Drinkers were not happy and took to the brand’s Facebook page to complain.
Day two: The email is picked up by news sources
10th February: the news is reported by US and UK national press and online news sources (the Huffington Post article netted more than 2,000 shares on Facebook and 1,200 emails alone).
Day three: The whiskey’s not the only thing being watered down…
11th February: CNN Money reported that Maker’s Mark was going to start watering down its whiskey due to excessive demand. The CEO (and son of the founder) even went as far as to say that drinkers “wouldn’t notice the change”.
It was also on this day that the share price of Maker’s Mark owners, BEAM, took a hit.
Day four: Twitter explodes
12th February: With the national media exposure, the reaction from Twitter began to take off.
(Chart courtesy of: http://wearesocial.net/)
Time interviewed a disappointed cocktail bar owner. Meanwhile, Buzzfeed didn’t think the news was that bad. As reported by The New Statesman, Maker’s Mark continued to issue statements in an attempt to reassure customers that it wouldn’t ruin the drink.
Day five: More media coverage
13th February: Food and drink site firstwefeast.com interviewed several industry names about the backlash, with one pointing out that even if the brand was right, and people couldn’t taste the difference, they would still feel cheated. A drinks brand with the tradition and heritage of of Maker’s Mark has more to worry about than just what’s in the bottle.
Television news started to report on the social media backlash and online media coverage of the move.
The brand continued to issue statements behind its age-restricted site:
“Since we’re a one-brand company, that’s never purchased bourbon from other distillers when supplies are short, forecasting is very difficult…
“Some people are asking why we didn’t just raise the price if demand is an issue. We don’t want to price Maker’s Mark out of reach.
“And, with regard to the price, the value of Maker’s Mark isn’t set by alcohol volume. It’s about the quality of the recipe and ingredients that go into it, all the handcrafting that goes into the production and how it tastes.”
Day six: Love is not in the air for Maker’s Mark
14th February: Forbes questioned the strategy of a high-quality bourbon brand essentially questioning its customers’ ability to distinguish taste (Maker’s Mark had initially said that customers wouldn’t be able to tell the difference, but statements were now emphasising the brand’s extensive taste testing instead – which suggested a slight issue with miscommunication at the outset).

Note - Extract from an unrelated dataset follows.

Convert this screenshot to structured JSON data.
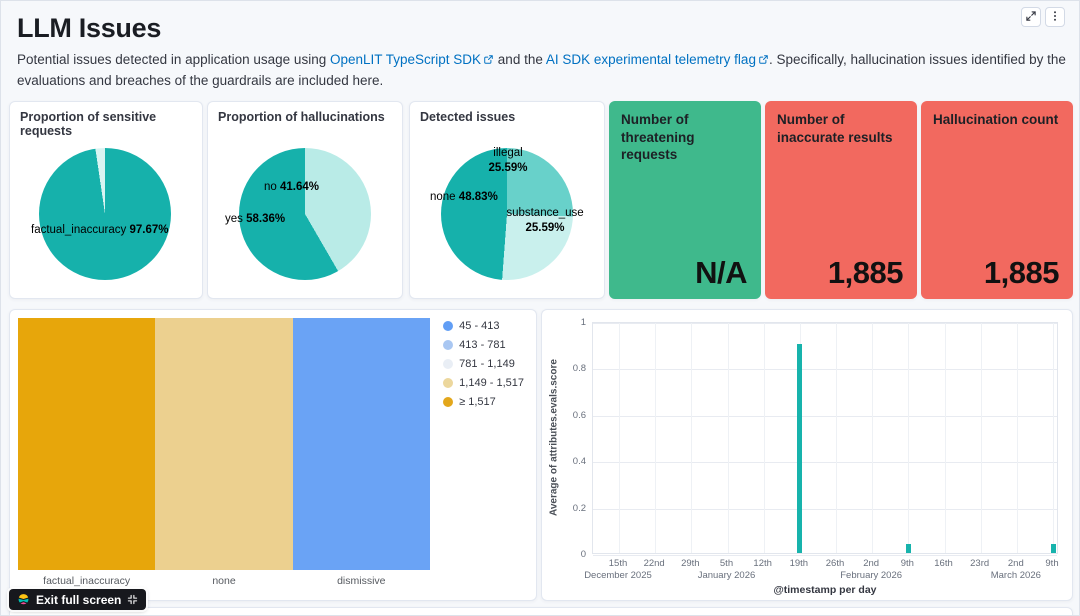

Day seven: Kick a brand when it’s down, why don’t you?
15th February: Gizmodo posted an article saying that it didn’t matter that Maker’s Mark was watering down the whiskey, because people were only paying for the name anyway, essentially saying that the drink wasn’t worth the price tag.
Finally on day nine
17th February: Maker’s Mark reversed the decision, citing the reaction of their customers. Maker’s Mark COO Rob Samuels said: “What we’ve learned is that this is the customer’s brand.”
Cue a deluge of coverage, both UK and US about Maker’s Mark being forced into a U-turn by a social media backlash. By the 19th, people had begun to speculate that the whole thing was a publicity stunt.
Whatever the reason for the decision, customers of a much-loved brand like Maker’s Mark are passionate advocates, and will challenge anyone that attacks it. Including the brand itself.